Vascular Regenerative Cell Deficiencies in South Asian Adults.

BACKGROUND: South Asian individuals shoulder a disproportionate burden of cardiometabolic diseases. OBJECTIVES: The purpose of this study was to determine if vascular regenerative cell content varies significantly between South Asian and White European people. METHODS: Between January 2022 and January 2023, 60 South Asian and 60 White European adults with either documented cardiovascular disease or established diabetes with ≥1 other cardiovascular risk factor were prospectively enrolled. Vascular regenerative cell content in venous blood was enumerated using a flow cytometry assay that is based on high aldehyde dehydrogenase (ALDHhi) activity and cell surface marker phenotyping. The primary outcome was the difference in frequency of circulating ALDHhi progenitor cells, monocytes, and granulocytes between the 2 groups. RESULTS: Compared with White European participants, those of South Asian ethnicity were younger (69 ± 10 years vs 66 ± 9 years; P < 0.05), had lower weight (88 ± 19 kg vs 75 ± 13 kg; P < 0.001), and exhibited a greater prevalence of type 2 diabetes (62% vs 92%). South Asian individuals had markedly lower circulating frequencies of pro-angiogenic ALDHhiSSClowCD133+ progenitor cells (P < 0.001) and ALDHhiSSCmidCD14+CD163+ monocytes with vessel-reparative capacity (P < 0.001), as well as proportionally more ALDHhi progenitor cells with high reactive oxygen species content (P < 0.05). After correction for sex, age, body mass index, and glycated hemoglobin, South Asian ethnicity was independently associated with lower ALDHhiSSClowCD133+ cell count. CONCLUSIONS: South Asian people with cardiometabolic disease had less vascular regenerative and reparative cells suggesting compromised vessel repair capabilities that may contribute to the excess vascular risk in this population. (The Role of South Asian vs European Origins on Circulating Regenerative Cell Exhaustion [ORIGINS-RCE]; NCT05253521).

Icosapent ethyl modulates circulating vascular regenerative cell content: The IPE-PREVENTION CardioLink-14 trial.
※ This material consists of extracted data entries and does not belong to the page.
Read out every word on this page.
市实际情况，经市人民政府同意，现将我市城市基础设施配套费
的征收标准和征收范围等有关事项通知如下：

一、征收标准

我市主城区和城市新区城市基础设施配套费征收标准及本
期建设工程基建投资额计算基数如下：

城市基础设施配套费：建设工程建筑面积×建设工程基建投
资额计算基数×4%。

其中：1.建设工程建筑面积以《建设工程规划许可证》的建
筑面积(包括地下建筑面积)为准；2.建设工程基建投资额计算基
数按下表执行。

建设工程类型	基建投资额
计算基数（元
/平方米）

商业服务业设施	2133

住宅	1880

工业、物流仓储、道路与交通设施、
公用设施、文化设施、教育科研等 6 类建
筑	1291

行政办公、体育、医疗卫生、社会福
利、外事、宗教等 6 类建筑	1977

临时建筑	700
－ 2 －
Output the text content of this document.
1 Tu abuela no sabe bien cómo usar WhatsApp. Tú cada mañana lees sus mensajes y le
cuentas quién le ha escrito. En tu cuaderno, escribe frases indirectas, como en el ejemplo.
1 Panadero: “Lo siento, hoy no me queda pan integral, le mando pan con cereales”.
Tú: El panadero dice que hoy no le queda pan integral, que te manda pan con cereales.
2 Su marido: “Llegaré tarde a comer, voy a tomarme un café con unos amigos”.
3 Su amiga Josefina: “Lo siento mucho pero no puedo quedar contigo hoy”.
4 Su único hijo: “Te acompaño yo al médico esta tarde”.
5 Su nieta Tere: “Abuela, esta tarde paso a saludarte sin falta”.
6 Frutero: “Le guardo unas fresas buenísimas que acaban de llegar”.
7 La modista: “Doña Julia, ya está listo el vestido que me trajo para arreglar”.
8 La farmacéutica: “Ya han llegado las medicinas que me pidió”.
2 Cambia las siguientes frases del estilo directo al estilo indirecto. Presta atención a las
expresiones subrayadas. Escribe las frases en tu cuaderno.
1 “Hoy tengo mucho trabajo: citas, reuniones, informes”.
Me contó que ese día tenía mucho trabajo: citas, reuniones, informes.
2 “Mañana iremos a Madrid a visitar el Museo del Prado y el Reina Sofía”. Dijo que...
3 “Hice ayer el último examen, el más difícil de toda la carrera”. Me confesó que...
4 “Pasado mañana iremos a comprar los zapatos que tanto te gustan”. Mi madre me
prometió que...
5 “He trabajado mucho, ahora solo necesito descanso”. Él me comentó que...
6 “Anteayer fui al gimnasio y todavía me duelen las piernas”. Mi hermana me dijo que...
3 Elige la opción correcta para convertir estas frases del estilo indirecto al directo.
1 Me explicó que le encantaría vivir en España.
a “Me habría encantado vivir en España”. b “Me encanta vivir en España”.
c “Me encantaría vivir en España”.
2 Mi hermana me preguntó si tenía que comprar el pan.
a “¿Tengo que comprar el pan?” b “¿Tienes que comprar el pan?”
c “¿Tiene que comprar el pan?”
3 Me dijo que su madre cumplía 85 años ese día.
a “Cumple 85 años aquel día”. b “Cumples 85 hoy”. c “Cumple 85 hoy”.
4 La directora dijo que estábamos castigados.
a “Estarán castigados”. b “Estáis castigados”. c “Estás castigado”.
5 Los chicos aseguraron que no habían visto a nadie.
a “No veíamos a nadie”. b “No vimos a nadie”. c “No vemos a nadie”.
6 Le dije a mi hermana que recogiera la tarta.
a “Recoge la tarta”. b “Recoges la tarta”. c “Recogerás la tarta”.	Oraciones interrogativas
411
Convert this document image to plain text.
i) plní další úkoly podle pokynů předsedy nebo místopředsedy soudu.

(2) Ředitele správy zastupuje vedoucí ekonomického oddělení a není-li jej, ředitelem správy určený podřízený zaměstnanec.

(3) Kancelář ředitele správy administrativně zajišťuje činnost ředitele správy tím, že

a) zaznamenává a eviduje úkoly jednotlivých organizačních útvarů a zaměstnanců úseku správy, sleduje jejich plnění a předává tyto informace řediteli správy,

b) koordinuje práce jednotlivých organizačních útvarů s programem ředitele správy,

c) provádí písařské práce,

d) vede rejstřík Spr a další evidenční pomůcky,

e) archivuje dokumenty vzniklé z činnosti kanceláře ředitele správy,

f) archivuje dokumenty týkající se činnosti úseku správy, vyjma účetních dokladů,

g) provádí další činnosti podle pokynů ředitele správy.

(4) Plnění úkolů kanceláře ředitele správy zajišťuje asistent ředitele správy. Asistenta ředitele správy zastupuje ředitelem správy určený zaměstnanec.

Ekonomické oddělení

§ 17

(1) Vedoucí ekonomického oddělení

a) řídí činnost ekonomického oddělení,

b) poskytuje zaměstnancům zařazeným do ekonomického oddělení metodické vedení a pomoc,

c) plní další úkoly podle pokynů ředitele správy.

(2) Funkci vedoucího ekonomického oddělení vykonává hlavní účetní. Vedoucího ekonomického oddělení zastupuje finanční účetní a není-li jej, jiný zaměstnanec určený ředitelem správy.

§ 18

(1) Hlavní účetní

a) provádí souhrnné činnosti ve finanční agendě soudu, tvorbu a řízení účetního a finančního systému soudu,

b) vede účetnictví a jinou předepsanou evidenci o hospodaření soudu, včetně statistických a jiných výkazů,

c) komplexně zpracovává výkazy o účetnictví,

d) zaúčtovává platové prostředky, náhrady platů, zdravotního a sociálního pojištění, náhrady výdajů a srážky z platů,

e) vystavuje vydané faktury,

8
BACKGROUND: REDUCE-IT (Reduction of Cardiovascular Events with Icosapent Ethyl-Intervention Trial) showed that icosapent ethyl (IPE) reduced major adverse cardiovascular events by 25%. Since the underlying mechanisms for these benefits are not fully understood, the IPE-PREVENTION CardioLink-14 trial (ClinicalTrials.gov: NCT04562467) sought to determine if IPE regulates vascular regenerative (VR) cell content in people with mild to moderate hypertriglyceridemia. METHODS: Seventy statin-treated individuals with triglycerides ≥1.50 and <5.6 mmol/L and either atherosclerotic cardiovascular disease or type 2 diabetes with additional cardiovascular risk factors were randomized to IPE (4 g/day) or usual care. VR cells with high aldehyde dehydrogenase activity (ALDHhi) were isolated from blood collected at the baseline and 3-month visits and characterized with lineage-specific cell surface markers. The primary endpoint was the change in frequency of pro-vascular ALDHhiside scatter (SSC)lowCD133+ progenitor cells. Change in frequencies of ALDHhiSSCmid monocyte and ALDHhiSSChi granulocyte precursor subsets, reactive oxygen species production, serum biomarkers, and omega-3 levels were also evaluated. FINDINGS: Baseline characteristics, cardiovascular risk factors, and medications were balanced between the groups. Compared to usual care, IPE increased the mean frequency of ALDHhiSSClowCD133+ cells (-1.00% ± 2.45% vs. +7.79% ± 1.70%; p = 0.02), despite decreasing overall ALDHhiSSClow cell frequency. IPE assignment also reduced oxidative stress in ALDHhiSSClow progenitors and increased ALDHhiSSChi granulocyte precursor cell content. CONCLUSIONS: IPE-PREVENTION CardioLink-14 provides the first translational evidence that IPE can modulate VR cell content and suggests a novel mechanism that may underlie the cardioprotective effects observed with IPE in REDUCE-IT. FUNDING: HLS Therapeutics provided the IPE in kind and had no role in the study design, conduct, analyses, or interpretation.